Adaptimmune said that afamitresgene autoleucel (afami-cel) had a significantly positive effect on patients diagnosed with myxoid/round cell liposarcoma (MRCLS) and advanced synovial sarcoma.
Adaptimmune Therapeutics is poised to file a Biologics License Application (BLA) in 2022 after announcing that its ongoing Phase II study on the effectiveness of T-cell therapy afami-cel to treat cancer will meet its primary endpoint by the end of this year.
Reporting at the Connective Tissue Oncology Society annual meeting, the company said that afamitresgene autoleucel (afami-cel), formerly called ADP-A2M4, had a significantly positive effect on patients diagnosed with myxoid/round cell liposarcoma (MRCLS) and advanced synovial sarcoma.
Its pivotal Phase II SPEARHEAD-1 trial tested the drug on 50 patients aged 19 to 73 years and had received one to 12 lines of therapy prior (median three). The doses ranged from 2.7 to 10 billion transduced SPEAR T-cells, with a median of 8.5 billion.
The primary endpoint, which is response according to RECIST v1.1, will be evaluated via an Independent Review. Based on the overall response rate from current results, Adaptimmune said it is confident of hitting this endpoint during the final analysis scheduled before the year ends, using a one-sided exact-based Clopper-Person 97.5% confidence interval. If the lower bound of the CI is higher than the historical second line therapies, which is at 18%, then the trial will have met its efficacy threshold.
So far, the Independent Review reveals the overall response rate to be at 34%, covering 36% of patients with synovial sarcoma and 25% of patients with MRCLS. The disease control rate is 85%, while 75% of the participants demonstrated an ongoing response for up to 65.3 weeks post-infusion. Some adverse events were observed in 66% of the patients, though most were of low grade, leading the company to call it well-tolerated and as having a favorable benefit:risk profile.

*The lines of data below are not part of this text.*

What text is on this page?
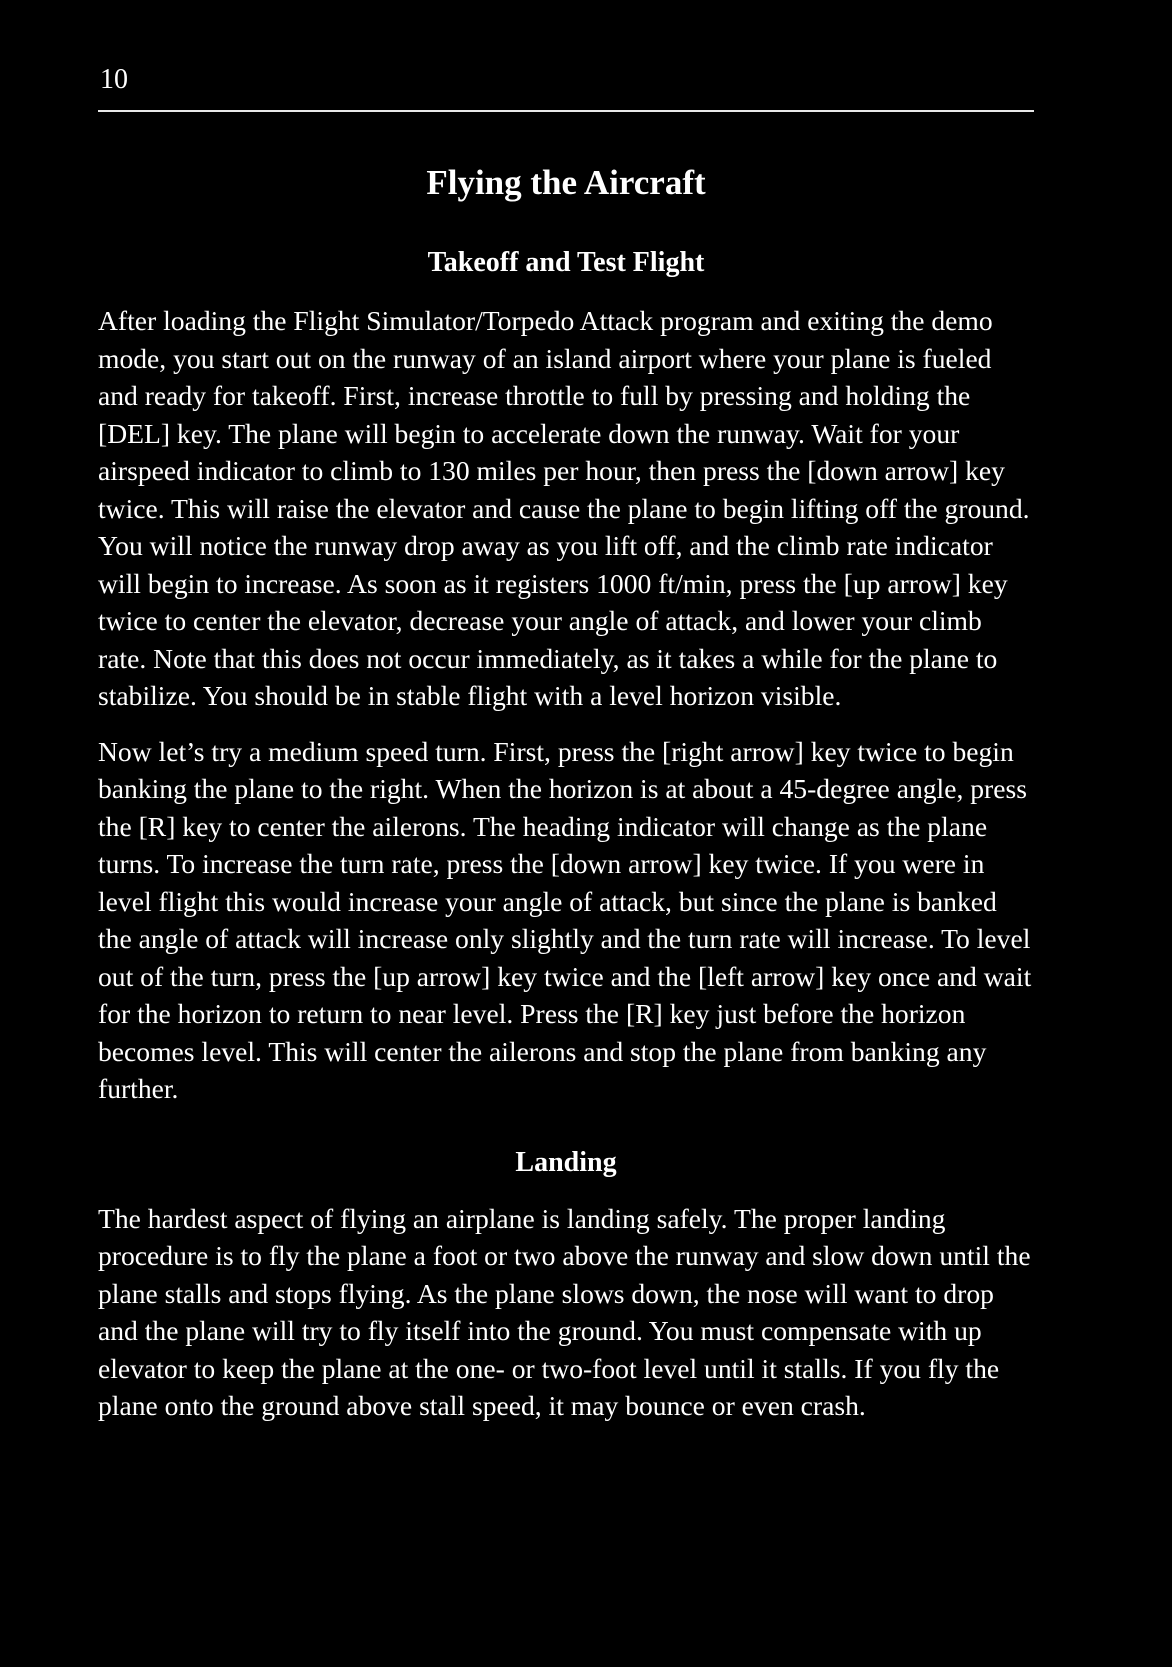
10
Flying the Aircraft
Takeoff and Test Flight

After loading the Flight Simulator/Torpedo Attack program and exiting the demo mode, you start out on the runway of an island airport where your plane is fueled and ready for takeoff. First, increase throttle to full by pressing and holding the [DEL] key. The plane will begin to accelerate down the runway. Wait for your airspeed indicator to climb to 130 miles per hour, then press the [down arrow] key twice. This will raise the elevator and cause the plane to begin lifting off the ground. You will notice the runway drop away as you lift off, and the climb rate indicator will begin to increase. As soon as it registers 1000 ft/min, press the [up arrow] key twice to center the elevator, decrease your angle of attack, and lower your climb rate. Note that this does not occur immediately, as it takes a while for the plane to stabilize. You should be in stable flight with a level horizon visible.

Now let’s try a medium speed turn. First, press the [right arrow] key twice to begin banking the plane to the right. When the horizon is at about a 45-degree angle, press the [R] key to center the ailerons. The heading indicator will change as the plane turns. To increase the turn rate, press the [down arrow] key twice. If you were in level flight this would increase your angle of attack, but since the plane is banked the angle of attack will increase only slightly and the turn rate will increase. To level out of the turn, press the [up arrow] key twice and the [left arrow] key once and wait for the horizon to return to near level. Press the [R] key just before the horizon becomes level. This will center the ailerons and stop the plane from banking any further.

Landing

The hardest aspect of flying an airplane is landing safely. The proper landing procedure is to fly the plane a foot or two above the runway and slow down until the plane stalls and stops flying. As the plane slows down, the nose will want to drop and the plane will try to fly itself into the ground. You must compensate with up elevator to keep the plane at the one- or two-foot level until it stalls. If you fly the plane onto the ground above stall speed, it may bounce or even crash.
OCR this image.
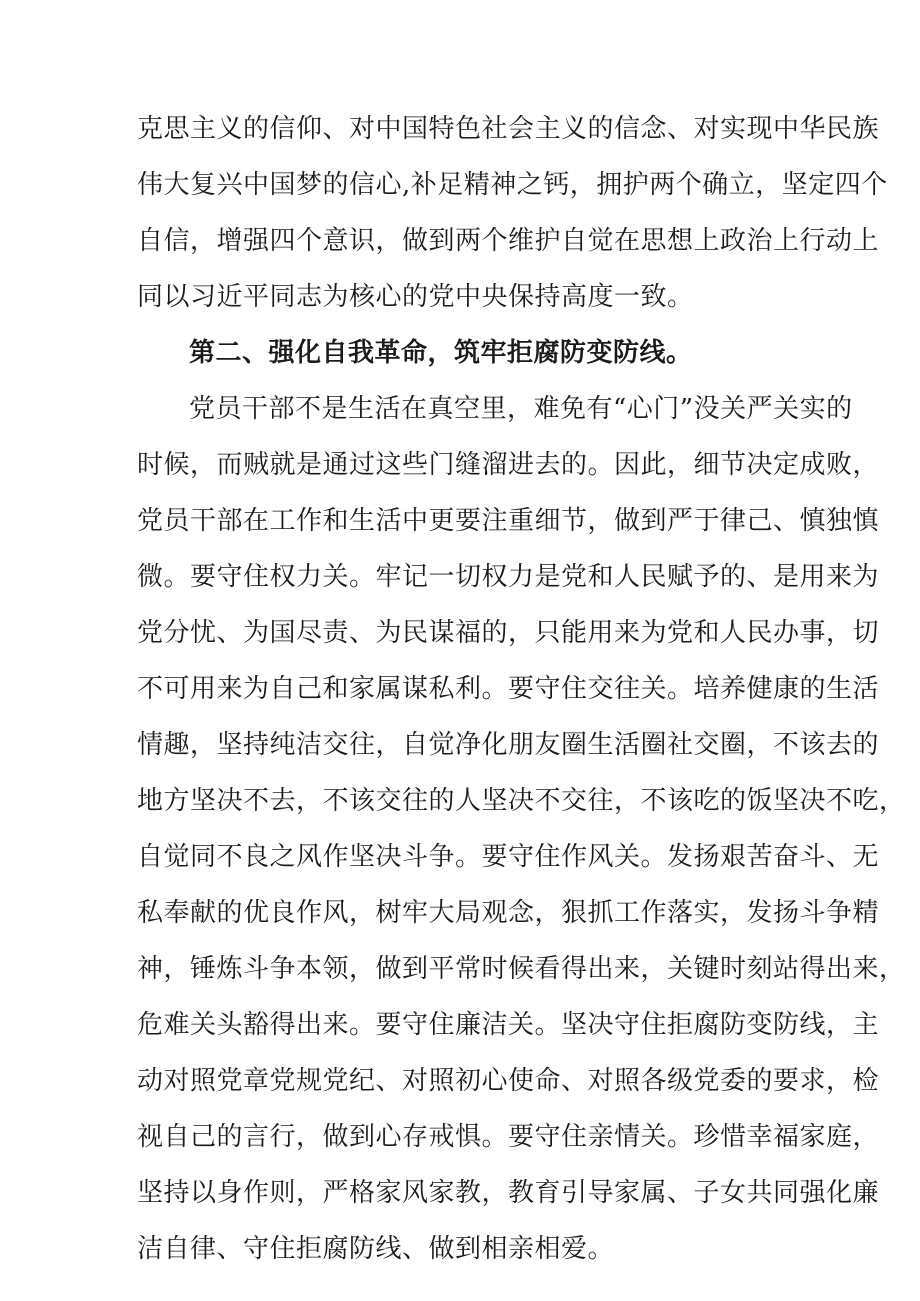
克思主义的信仰、对中国特色社会主义的信念、对实现中华民族
伟大复兴中国梦的信心,补足精神之钙，拥护两个确立，坚定四个
自信，增强四个意识，做到两个维护自觉在思想上政治上行动上
同以习近平同志为核心的党中央保持高度一致。
第二、强化自我革命，筑牢拒腐防变防线。
党员干部不是生活在真空里，难免有“心门”没关严关实的
时候，而贼就是通过这些门缝溜进去的。因此，细节决定成败，
党员干部在工作和生活中更要注重细节，做到严于律己、慎独慎
微。要守住权力关。牢记一切权力是党和人民赋予的、是用来为
党分忧、为国尽责、为民谋福的，只能用来为党和人民办事，切
不可用来为自己和家属谋私利。要守住交往关。培养健康的生活
情趣，坚持纯洁交往，自觉净化朋友圈生活圈社交圈，不该去的
地方坚决不去，不该交往的人坚决不交往，不该吃的饭坚决不吃，
自觉同不良之风作坚决斗争。要守住作风关。发扬艰苦奋斗、无
私奉献的优良作风，树牢大局观念，狠抓工作落实，发扬斗争精
神，锤炼斗争本领，做到平常时候看得出来，关键时刻站得出来，
危难关头豁得出来。要守住廉洁关。坚决守住拒腐防变防线，主
动对照党章党规党纪、对照初心使命、对照各级党委的要求，检
视自己的言行，做到心存戒惧。要守住亲情关。珍惜幸福家庭，
坚持以身作则，严格家风家教，教育引导家属、子女共同强化廉
洁自律、守住拒腐防线、做到相亲相爱。
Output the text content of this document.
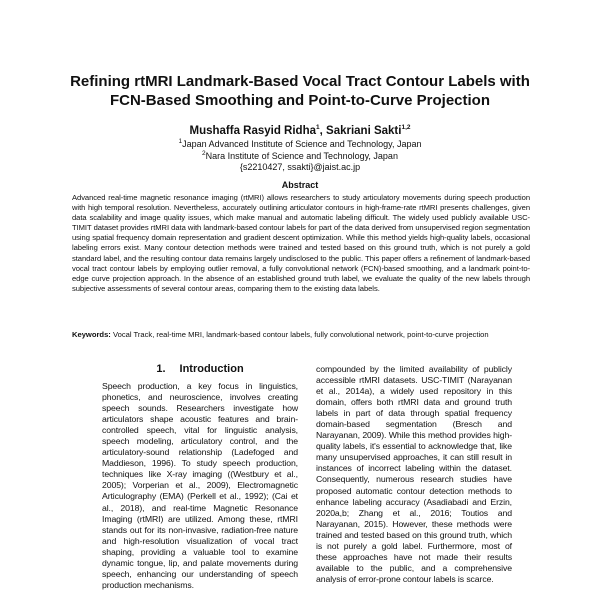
Refining rtMRI Landmark-Based Vocal Tract Contour Labels with
FCN-Based Smoothing and Point-to-Curve Projection
Mushaffa Rasyid Ridha$^1$, Sakriani Sakti$^{1,2}$
$^1$Japan Advanced Institute of Science and Technology, Japan
$^2$Nara Institute of Science and Technology, Japan
{s2210427, ssakti}@jaist.ac.jp
Abstract
Advanced real-time magnetic resonance imaging (rtMRI) allows researchers to study articulatory movements during speech production with high temporal resolution. Nevertheless, accurately outlining articulator contours in high-frame-rate rtMRI presents challenges, given data scalability and image quality issues, which make manual and automatic labeling difficult. The widely used publicly available USC-TIMIT dataset provides rtMRI data with landmark-based contour labels for part of the data derived from unsupervised region segmentation using spatial frequency domain representation and gradient descent optimization. While this method yields high-quality labels, occasional labeling errors exist. Many contour detection methods were trained and tested based on this ground truth, which is not purely a gold standard label, and the resulting contour data remains largely undisclosed to the public. This paper offers a refinement of landmark-based vocal tract contour labels by employing outlier removal, a fully convolutional network (FCN)-based smoothing, and a landmark point-to-edge curve projection approach. In the absence of an established ground truth label, we evaluate the quality of the new labels through subjective assessments of several contour areas, comparing them to the existing data labels.
Keywords: Vocal Track, real-time MRI, landmark-based contour labels, fully convolutional network, point-to-curve projection
1. Introduction
Speech production, a key focus in linguistics, phonetics, and neuroscience, involves creating speech sounds. Researchers investigate how articulators shape acoustic features and brain-controlled speech, vital for linguistic analysis, speech modeling, articulatory control, and the articulatory-sound relationship (Ladefoged and Maddieson, 1996). To study speech production, techniques like X-ray imaging ((Westbury et al., 2005); Vorperian et al., 2009), Electromagnetic Articulography (EMA) (Perkell et al., 1992); (Cai et al., 2018), and real-time Magnetic Resonance Imaging (rtMRI) are utilized. Among these, rtMRI stands out for its non-invasive, radiation-free nature and high-resolution visualization of vocal tract shaping, providing a valuable tool to examine dynamic tongue, lip, and palate movements during speech, enhancing our understanding of speech production mechanisms.
compounded by the limited availability of publicly accessible rtMRI datasets. USC-TIMIT (Narayanan et al., 2014a), a widely used repository in this domain, offers both rtMRI data and ground truth labels in part of data through spatial frequency domain-based segmentation (Bresch and Narayanan, 2009). While this method provides high-quality labels, it's essential to acknowledge that, like many unsupervised approaches, it can still result in instances of incorrect labeling within the dataset. Consequently, numerous research studies have proposed automatic contour detection methods to enhance labeling accuracy (Asadiabadi and Erzin, 2020a,b; Zhang et al., 2016; Toutios and Narayanan, 2015). However, these methods were trained and tested based on this ground truth, which is not purely a gold label. Furthermore, most of these approaches have not made their results available to the public, and a comprehensive analysis of error-prone contour labels is scarce.
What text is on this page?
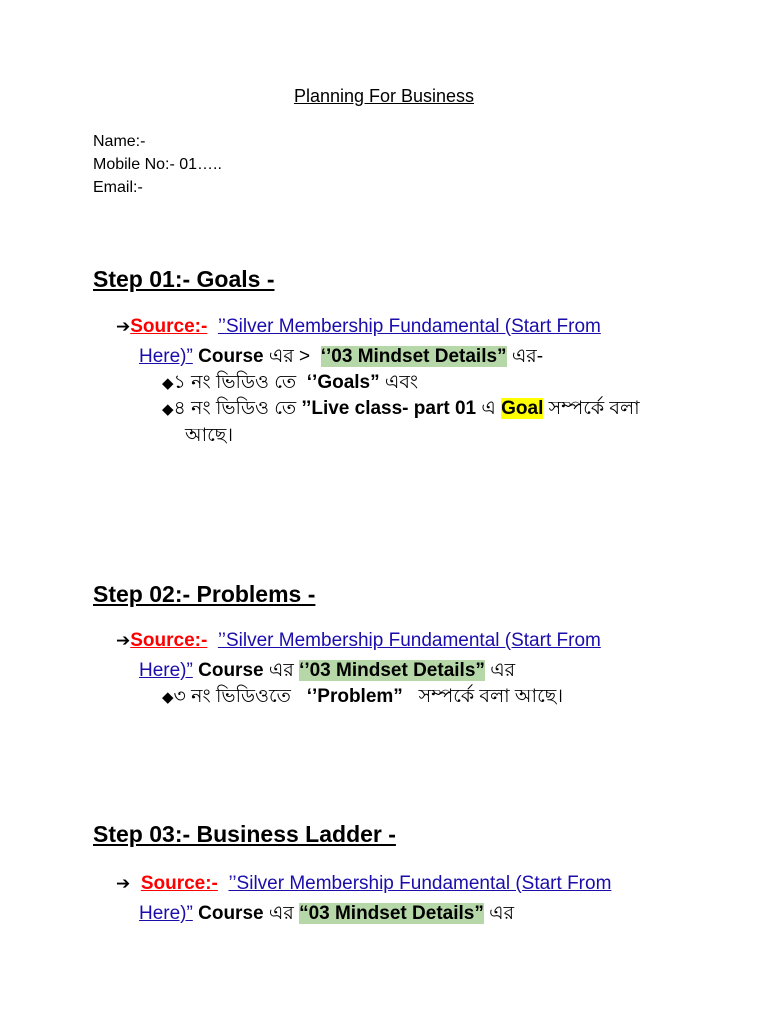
Planning For Business
Name:-
Mobile No:- 01…..
Email:-
Step 01:- Goals -
➔Source:- ’’Silver Membership Fundamental (Start From
Here)” Course এর > ‘’03 Mindset Details” এর-
◆১ নং ভিডিও তে ‘’Goals” এবং
◆৪ নং ভিডিও তে ’’Live class- part 01 এ Goal সম্পর্কে বলা
আছে।
Step 02:- Problems -
➔Source:- ’’Silver Membership Fundamental (Start From
Here)” Course এর ‘’03 Mindset Details” এর
◆৩ নং ভিডিওতে ‘’Problem” সম্পর্কে বলা আছে।
Step 03:- Business Ladder -
➔ Source:- ’’Silver Membership Fundamental (Start From
Here)” Course এর “03 Mindset Details” এর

Translational findings also confirm that afami-cel is active against MAGE-A4 expressing targets both in vivo and in vitro. MAGE-A4 is highly expressed in both diseases. The cutoff for these data is September 1, 2021.
“Afami-cel would provide a new treatment option for patients with synovial sarcoma, offering benefits that we have rarely seen with therapies currently available for this patient population. This is a game-changer for patients with a high unmet medical need,” said Dr. Brian A. Van Tine, a Professor of Medicine and of Pediatrics at the Washington University School of Medicine in St. Louis.
Adaptimmune intends to treat around 90 patients with its new drug in two cohorts. Enrollment for Cohort 1 is done, while Cohort 2 is still recruiting participants. The results from Cohort 1 will be used to support the company’s BLA filing next year.